Built in a different idiom are St. John the Evangelist Church in Oxford Mills (Fig. 110) and St. Augustine's in Oxford township (Figs. 111, 112). Both are again Gothic in detail with tall pointed windows and even a simple rose window on St. Augustine's; but the high, steeply pitched roofs on these buildings belong to the Anglo-Saxon period of English mediaeval architecture rather than the period represented by their Gothic details. The church at Oxford Mills, for example, with its gable end terminating in a bell tower is very reminiscent of the Boars Hants Church in England (ca. 1000). It is curious that this early mediaeval style should appear in the Rideau at so late a date, all three examples having been built between 1869 and 1879 after the Gothic Revival style was well established.

110 St. John the Evangelist Anglican Church, Oxford Mills, Oxford township, a mediaeval English design bullt in 1869 (see Fig. 115 for an interior view).

111 St. Augustine's Anglican Church at Acton Corners.

112 Oxford township (Con. 3, Lot 15), built in 1879 and carefully detailed in an early Gothic Revival style.

A style feature which was more in keeping with the contemporary developments of the post-1860 period is seen on two very similar churches, both built in the late 1870s. These are both Methodist buildings, one at Forfar (Fig. 113) and one at Eastons Corners (Fig. 114). While the centre front towers on both are traditional, their termination in a form of Mansard roof marks them as belonging to the Second Empire style. (First popularized in Canada in the 1870s and used extensively thereafter on all types of buildings, this style is distinguished by the use of the Mansard roof.)

113 Methodist Church in Forfar, Bastard township (Con. 3, Lot 27), a red brick building constructed in 1879, its tower terminating in the Mansard roof of the Second Empire style popular in Canada in the 1870s.

114 Methodist Church in Eastons Corners, Wolford township. Built of yellow brick, it combines Gothic Revival windows and a Second Empire Mansard roof on the tower.

As might be expected the interiors of the small rural churches were usually quite simple and unadorned; however, elaborate ceiling designs were found in some, notably St. John's in Oxford Mills (Fig. 115) and Holy Trinity Church in North Gower (Fig. 116), here examples can be seen of exposed wood ceiling structures reminiscent of the elaborate wood ceilings of the mediaeval parish churches of England. Most outstanding of the Gothic interior designs in St. Edward's Church in Westport (Fig. 117), whose slender, beautiful vaulting is the more remarkable inasmuch as it was erected in 1852.

115 The scissors truss ceiling of St. John the Evangelist Church in Oxford Mills, Oxford township (see also Fig. 110).

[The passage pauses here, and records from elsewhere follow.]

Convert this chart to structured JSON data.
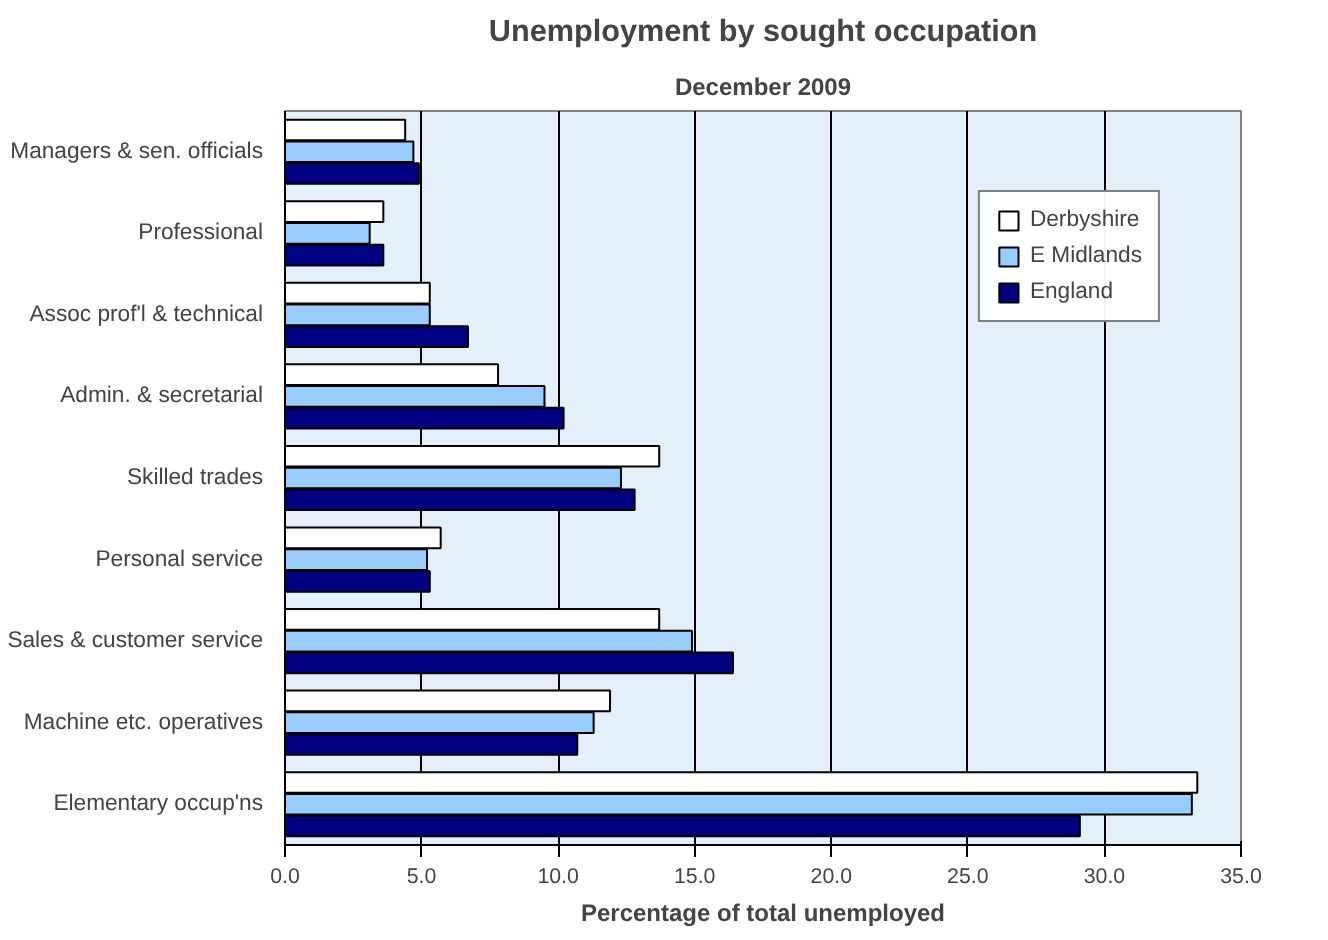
{
  "chart_data": {
    "type": "bar",
    "orientation": "horizontal",
    "title": "Unemployment by sought occupation",
    "subtitle": "December 2009",
    "xlabel": "Percentage of total unemployed",
    "categories": [
      "Managers & sen. officials",
      "Professional",
      "Assoc prof'l & technical",
      "Admin. & secretarial",
      "Skilled trades",
      "Personal service",
      "Sales & customer service",
      "Machine etc. operatives",
      "Elementary occup'ns"
    ],
    "series": [
      {
        "name": "Derbyshire",
        "color": "#ffffff",
        "values": [
          4.4,
          3.6,
          5.3,
          7.8,
          13.7,
          5.7,
          13.7,
          11.9,
          33.4
        ]
      },
      {
        "name": "E Midlands",
        "color": "#99ccff",
        "values": [
          4.7,
          3.1,
          5.3,
          9.5,
          12.3,
          5.2,
          14.9,
          11.3,
          33.2
        ]
      },
      {
        "name": "England",
        "color": "#000080",
        "values": [
          4.9,
          3.6,
          6.7,
          10.2,
          12.8,
          5.3,
          16.4,
          10.7,
          29.1
        ]
      }
    ],
    "xlim": [
      0,
      35
    ],
    "xticks": [
      {
        "value": 0,
        "label": "0.0"
      },
      {
        "value": 5,
        "label": "5.0"
      },
      {
        "value": 10,
        "label": "10.0"
      },
      {
        "value": 15,
        "label": "15.0"
      },
      {
        "value": 20,
        "label": "20.0"
      },
      {
        "value": 25,
        "label": "25.0"
      },
      {
        "value": 30,
        "label": "30.0"
      },
      {
        "value": 35,
        "label": "35.0"
      }
    ],
    "grid": "x",
    "legend": "top right"
  }
}
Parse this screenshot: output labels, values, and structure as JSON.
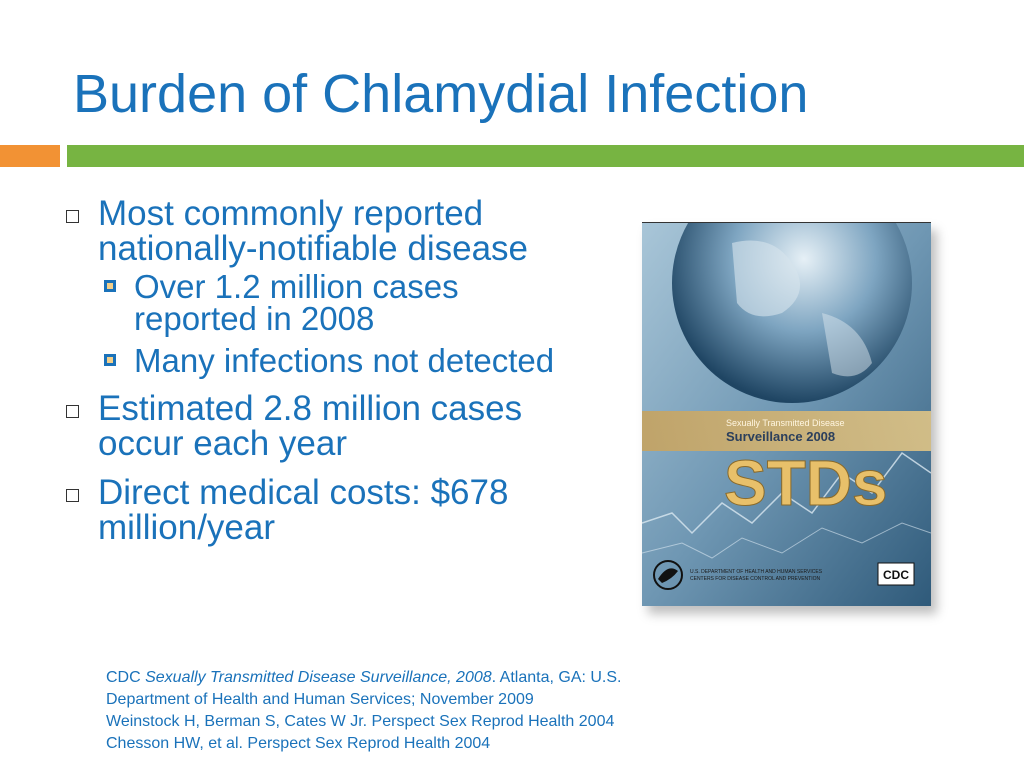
{
  "title": "Burden of Chlamydial Infection",
  "bullets": [
    {
      "text": "Most commonly reported nationally-notifiable disease",
      "sub": [
        "Over 1.2 million cases reported in 2008",
        "Many infections not detected"
      ]
    },
    {
      "text": "Estimated 2.8 million cases occur each year"
    },
    {
      "text": "Direct medical costs: $678 million/year"
    }
  ],
  "cover": {
    "subtitle": "Sexually Transmitted Disease",
    "title": "Surveillance 2008",
    "big_text": "STDs",
    "dept_line1": "U.S. DEPARTMENT OF HEALTH AND HUMAN SERVICES",
    "dept_line2": "CENTERS FOR DISEASE CONTROL AND PREVENTION",
    "logo": "CDC"
  },
  "references": {
    "ref1_prefix": "CDC ",
    "ref1_title": "Sexually Transmitted Disease Surveillance, 2008",
    "ref1_suffix": ". Atlanta, GA: U.S.",
    "ref1_line2": "Department of Health and Human Services; November 2009",
    "ref2": "Weinstock H, Berman S, Cates W Jr. Perspect  Sex Reprod Health 2004",
    "ref3": "Chesson HW, et al. Perspect Sex Reprod Health 2004"
  },
  "colors": {
    "title": "#1a72ba",
    "accent_orange": "#f29234",
    "accent_green": "#77b442"
  }
}
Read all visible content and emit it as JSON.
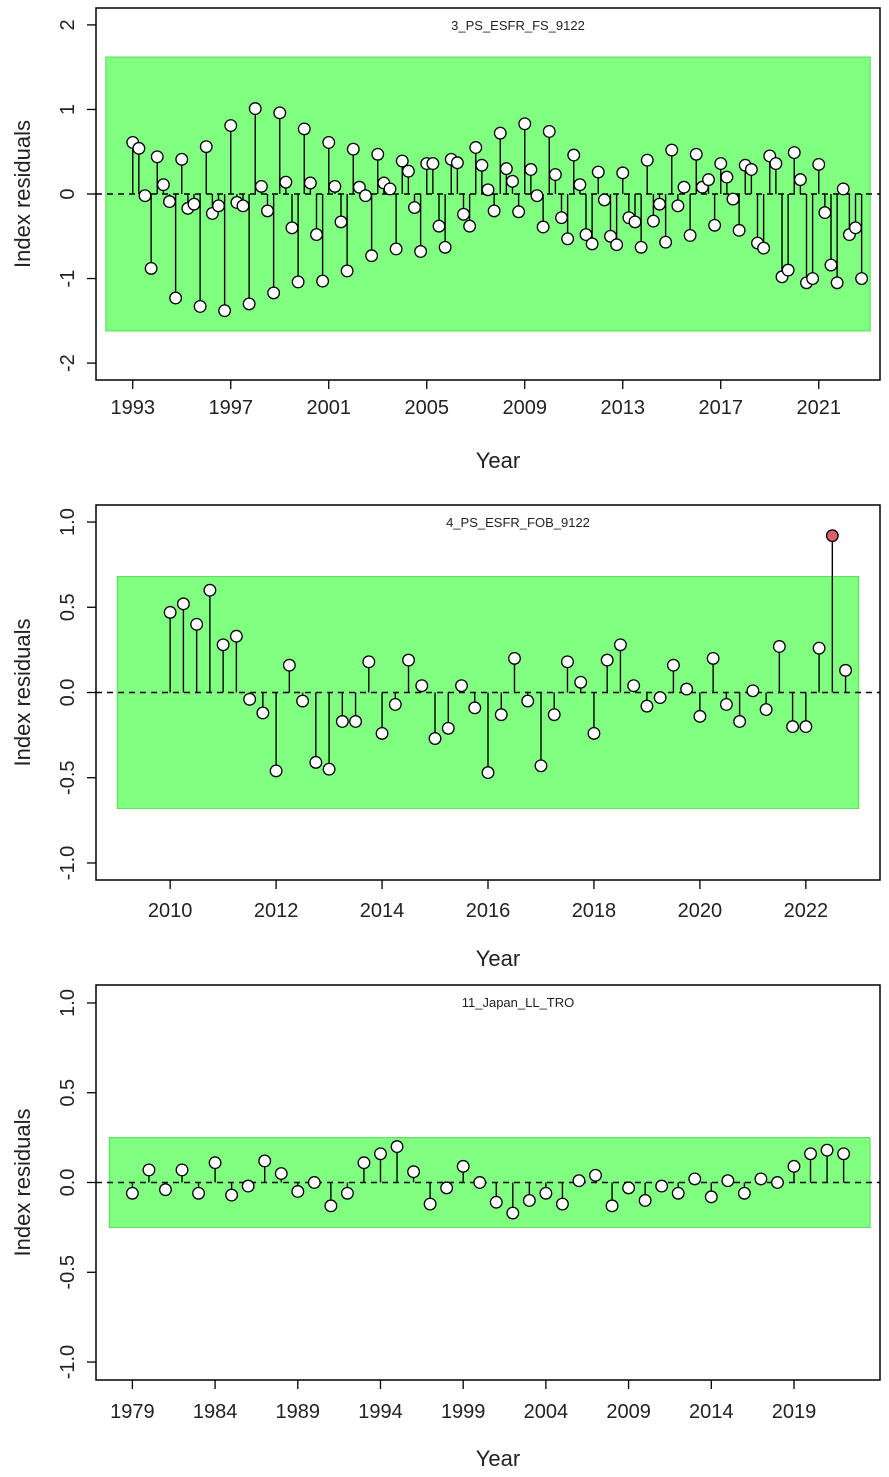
{
  "colors": {
    "band": "#80ff80",
    "band_edge": "#55dd55",
    "point_fill": "#ffffff",
    "outlier_fill": "#d9606a",
    "line": "#000000"
  },
  "chart_data": [
    {
      "type": "scatter",
      "title": "3_PS_ESFR_FS_9122",
      "xlabel": "Year",
      "ylabel": "Index residuals",
      "xlim": [
        1991.5,
        2023.5
      ],
      "ylim": [
        -2.2,
        2.2
      ],
      "xticks": [
        1993,
        1997,
        2001,
        2005,
        2009,
        2013,
        2017,
        2021
      ],
      "yticks": [
        -2,
        -1,
        0,
        1,
        2
      ],
      "band": [
        -1.62,
        1.62
      ],
      "band_x": [
        1991.9,
        2023.1
      ],
      "x": [
        1993.0,
        1993.25,
        1993.5,
        1993.75,
        1994.0,
        1994.25,
        1994.5,
        1994.75,
        1995.0,
        1995.25,
        1995.5,
        1995.75,
        1996.0,
        1996.25,
        1996.5,
        1996.75,
        1997.0,
        1997.25,
        1997.5,
        1997.75,
        1998.0,
        1998.25,
        1998.5,
        1998.75,
        1999.0,
        1999.25,
        1999.5,
        1999.75,
        2000.0,
        2000.25,
        2000.5,
        2000.75,
        2001.0,
        2001.25,
        2001.5,
        2001.75,
        2002.0,
        2002.25,
        2002.5,
        2002.75,
        2003.0,
        2003.25,
        2003.5,
        2003.75,
        2004.0,
        2004.25,
        2004.5,
        2004.75,
        2005.0,
        2005.25,
        2005.5,
        2005.75,
        2006.0,
        2006.25,
        2006.5,
        2006.75,
        2007.0,
        2007.25,
        2007.5,
        2007.75,
        2008.0,
        2008.25,
        2008.5,
        2008.75,
        2009.0,
        2009.25,
        2009.5,
        2009.75,
        2010.0,
        2010.25,
        2010.5,
        2010.75,
        2011.0,
        2011.25,
        2011.5,
        2011.75,
        2012.0,
        2012.25,
        2012.5,
        2012.75,
        2013.0,
        2013.25,
        2013.5,
        2013.75,
        2014.0,
        2014.25,
        2014.5,
        2014.75,
        2015.0,
        2015.25,
        2015.5,
        2015.75,
        2016.0,
        2016.25,
        2016.5,
        2016.75,
        2017.0,
        2017.25,
        2017.5,
        2017.75,
        2018.0,
        2018.25,
        2018.5,
        2018.75,
        2019.0,
        2019.25,
        2019.5,
        2019.75,
        2020.0,
        2020.25,
        2020.5,
        2020.75,
        2021.0,
        2021.25,
        2021.5,
        2021.75,
        2022.0,
        2022.25,
        2022.5,
        2022.75
      ],
      "y": [
        0.61,
        0.54,
        -0.02,
        -0.88,
        0.44,
        0.11,
        -0.09,
        -1.23,
        0.41,
        -0.17,
        -0.12,
        -1.33,
        0.56,
        -0.23,
        -0.14,
        -1.38,
        0.81,
        -0.1,
        -0.14,
        -1.3,
        1.01,
        0.09,
        -0.2,
        -1.17,
        0.96,
        0.14,
        -0.4,
        -1.04,
        0.77,
        0.13,
        -0.48,
        -1.03,
        0.61,
        0.09,
        -0.33,
        -0.91,
        0.53,
        0.08,
        -0.02,
        -0.73,
        0.47,
        0.13,
        0.06,
        -0.65,
        0.39,
        0.27,
        -0.16,
        -0.68,
        0.36,
        0.36,
        -0.38,
        -0.63,
        0.41,
        0.37,
        -0.24,
        -0.38,
        0.55,
        0.34,
        0.05,
        -0.2,
        0.72,
        0.3,
        0.15,
        -0.21,
        0.83,
        0.29,
        -0.02,
        -0.39,
        0.74,
        0.23,
        -0.28,
        -0.53,
        0.46,
        0.11,
        -0.48,
        -0.59,
        0.26,
        -0.07,
        -0.5,
        -0.6,
        0.25,
        -0.28,
        -0.33,
        -0.63,
        0.4,
        -0.32,
        -0.12,
        -0.57,
        0.52,
        -0.14,
        0.08,
        -0.49,
        0.47,
        0.08,
        0.17,
        -0.37,
        0.36,
        0.2,
        -0.06,
        -0.43,
        0.34,
        0.29,
        -0.58,
        -0.64,
        0.45,
        0.36,
        -0.98,
        -0.9,
        0.49,
        0.17,
        -1.05,
        -1.0,
        0.35,
        -0.22,
        -0.84,
        -1.05,
        0.06,
        -0.48,
        -0.4,
        -1.0
      ],
      "outliers": []
    },
    {
      "type": "scatter",
      "title": "4_PS_ESFR_FOB_9122",
      "xlabel": "Year",
      "ylabel": "Index residuals",
      "xlim": [
        2008.6,
        2023.4
      ],
      "ylim": [
        -1.1,
        1.1
      ],
      "xticks": [
        2010,
        2012,
        2014,
        2016,
        2018,
        2020,
        2022
      ],
      "yticks": [
        -1.0,
        -0.5,
        0.0,
        0.5,
        1.0
      ],
      "ytick_labels": [
        "-1.0",
        "-0.5",
        "0.0",
        "0.5",
        "1.0"
      ],
      "band": [
        -0.68,
        0.68
      ],
      "band_x": [
        2009.0,
        2023.0
      ],
      "x": [
        2010.0,
        2010.25,
        2010.5,
        2010.75,
        2011.0,
        2011.25,
        2011.5,
        2011.75,
        2012.0,
        2012.25,
        2012.5,
        2012.75,
        2013.0,
        2013.25,
        2013.5,
        2013.75,
        2014.0,
        2014.25,
        2014.5,
        2014.75,
        2015.0,
        2015.25,
        2015.5,
        2015.75,
        2016.0,
        2016.25,
        2016.5,
        2016.75,
        2017.0,
        2017.25,
        2017.5,
        2017.75,
        2018.0,
        2018.25,
        2018.5,
        2018.75,
        2019.0,
        2019.25,
        2019.5,
        2019.75,
        2020.0,
        2020.25,
        2020.5,
        2020.75,
        2021.0,
        2021.25,
        2021.5,
        2021.75,
        2022.0,
        2022.25,
        2022.5,
        2022.75
      ],
      "y": [
        0.47,
        0.52,
        0.4,
        0.6,
        0.28,
        0.33,
        -0.04,
        -0.12,
        -0.46,
        0.16,
        -0.05,
        -0.41,
        -0.45,
        -0.17,
        -0.17,
        0.18,
        -0.24,
        -0.07,
        0.19,
        0.04,
        -0.27,
        -0.21,
        0.04,
        -0.09,
        -0.47,
        -0.13,
        0.2,
        -0.05,
        -0.43,
        -0.13,
        0.18,
        0.06,
        -0.24,
        0.19,
        0.28,
        0.04,
        -0.08,
        -0.03,
        0.16,
        0.02,
        -0.14,
        0.2,
        -0.07,
        -0.17,
        0.01,
        -0.1,
        0.27,
        -0.2,
        -0.2,
        0.26,
        0.92,
        0.13
      ],
      "outliers": [
        2022.5
      ]
    },
    {
      "type": "scatter",
      "title": "11_Japan_LL_TRO",
      "xlabel": "Year",
      "ylabel": "Index residuals",
      "xlim": [
        1976.8,
        2024.2
      ],
      "ylim": [
        -1.1,
        1.1
      ],
      "xticks": [
        1979,
        1984,
        1989,
        1994,
        1999,
        2004,
        2009,
        2014,
        2019
      ],
      "yticks": [
        -1.0,
        -0.5,
        0.0,
        0.5,
        1.0
      ],
      "ytick_labels": [
        "-1.0",
        "-0.5",
        "0.0",
        "0.5",
        "1.0"
      ],
      "band": [
        -0.25,
        0.25
      ],
      "band_x": [
        1977.6,
        2023.6
      ],
      "x": [
        1979,
        1980,
        1981,
        1982,
        1983,
        1984,
        1985,
        1986,
        1987,
        1988,
        1989,
        1990,
        1991,
        1992,
        1993,
        1994,
        1995,
        1996,
        1997,
        1998,
        1999,
        2000,
        2001,
        2002,
        2003,
        2004,
        2005,
        2006,
        2007,
        2008,
        2009,
        2010,
        2011,
        2012,
        2013,
        2014,
        2015,
        2016,
        2017,
        2018,
        2019,
        2020,
        2021,
        2022
      ],
      "y": [
        -0.06,
        0.07,
        -0.04,
        0.07,
        -0.06,
        0.11,
        -0.07,
        -0.02,
        0.12,
        0.05,
        -0.05,
        0.0,
        -0.13,
        -0.06,
        0.11,
        0.16,
        0.2,
        0.06,
        -0.12,
        -0.03,
        0.09,
        0.0,
        -0.11,
        -0.17,
        -0.1,
        -0.06,
        -0.12,
        0.01,
        0.04,
        -0.13,
        -0.03,
        -0.1,
        -0.02,
        -0.06,
        0.02,
        -0.08,
        0.01,
        -0.06,
        0.02,
        0.0,
        0.09,
        0.16,
        0.18,
        0.16
      ],
      "outliers": []
    }
  ]
}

116 Hammer beam ceiling in the Holy Trinity Church in North Gower, North Gower township, a centre-towered stone church erected in 1879.

117 Tall vaulted ceiling of St. Edward's Catholic Church in Westport (see also Fig. 103).

Regardless of design inside or out, of fabric or location, all of these early churches of the Rideau Corridor bear witness to the devotion and determination of the pioneers. Faced, as most were, with an almost daily struggle for survival they nonetheless overlooked doctrinal differences and found the time and devoted the energy to erecting tangible and lasting symbols of their faith.